Question

A stone of mass 150g is rotated in a horizontal circle at 10m/s which is attached to the end of a 1m long. what will be the acceleration of the stone and it's centripetal force?​

Answer 1

force is mass multiply by acceleration so it will be 150 multiply by 10 is 1500N

Answer 2

Answer:

Acceleration: $100\; {\rm m\cdot s^{-2}}$ assuming that the radius of the rotation is $1\; {\rm m}$.
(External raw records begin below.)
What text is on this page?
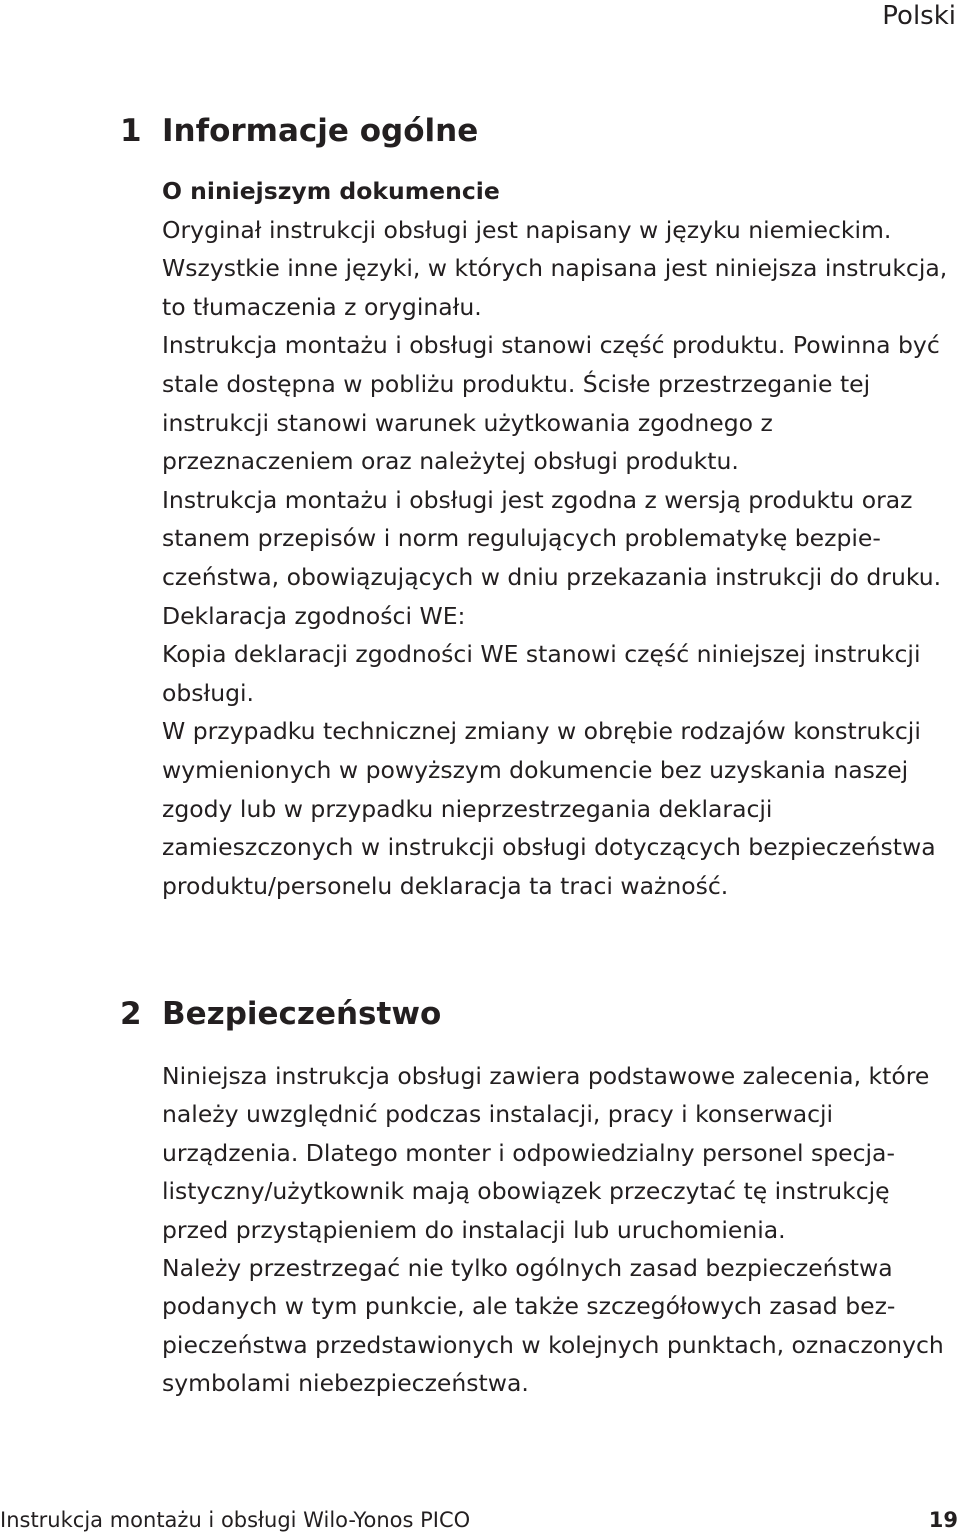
Polski
1 Informacje ogólne

O niniejszym dokumencie

Oryginał instrukcji obsługi jest napisany w języku niemieckim.

Wszystkie inne języki, w których napisana jest niniejsza instrukcja, to tłumaczenia z oryginału.

Instrukcja montażu i obsługi stanowi część produktu. Powinna być stale dostępna w pobliżu produktu. Ścisłe przestrzeganie tej instrukcji stanowi warunek użytkowania zgodnego z przeznaczeniem oraz należytej obsługi produktu.

Instrukcja montażu i obsługi jest zgodna z wersją produktu oraz stanem przepisów i norm regulujących problematykę bezpieczeństwa, obowiązujących w dniu przekazania instrukcji do druku.

Deklaracja zgodności WE:

Kopia deklaracji zgodności WE stanowi część niniejszej instrukcji obsługi.

W przypadku technicznej zmiany w obrębie rodzajów konstrukcji wymienionych w powyższym dokumencie bez uzyskania naszej zgody lub w przypadku nieprzestrzegania deklaracji zamieszczonych w instrukcji obsługi dotyczących bezpieczeństwa produktu/personelu deklaracja ta traci ważność.

2 Bezpieczeństwo

Niniejsza instrukcja obsługi zawiera podstawowe zalecenia, które należy uwzględnić podczas instalacji, pracy i konserwacji urządzenia. Dlatego monter i odpowiedzialny personel specjalistyczny/użytkownik mają obowiązek przeczytać tę instrukcję przed przystąpieniem do instalacji lub uruchomienia.

Należy przestrzegać nie tylko ogólnych zasad bezpieczeństwa podanych w tym punkcie, ale także szczegółowych zasad bezpieczeństwa przedstawionych w kolejnych punktach, oznaczonych symbolami niebezpieczeństwa.

Instrukcja montażu i obsługi Wilo-Yonos PICO	19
Centripetal force: $15\; {\rm N}$.

Explanation:

In a circular motion, if the tangential velocity is $v$ and the radius of the motion is $r$, the centripetal acceleration of the motion would be $a = (v^{2} / r)$.

In this question, it is implied that for this circular motion, $v = 10\; {\rm m\cdot s^{-1}}$ while $r = 1\; {\rm m}$. Thus, the (centripetal) acceleration would be:

$\begin{aligned} a &= \frac{v^{2}}{r} \\ &= \frac{(10\; {\rm m\cdot s^{-2}})^{2}}{1\; {\rm m}} \\ &= 100\; {\rm m \cdot s^{-2}}\end{aligned}$.

Note that the unit of mass in this question is gram, whereas the standard unit for mass should be ${\rm kg}$ (so as to leverage the fact that $1\; {\rm N} = 1\; {\rm kg \cdot m \cdot s^{-2}}$.) Apply unit conversion: $m = 150\; {\rm g} = 0.150\; {\rm kg}$.

Using that fact that $(\text{net force}) = (\text{mass}) \, (\text{acceleration})$:

$\begin{aligned} (\text{net force}) &= (\text{mass}) \, (\text{acceleration}) \\ &= 0.150\; {\rm kg} \times 100\; {\rm m\cdot s^{-2}} \\ &= 15\; {\rm kg \cdot m \cdot s^{-2}} \\ &= 15\; {\rm N}\end{aligned}$.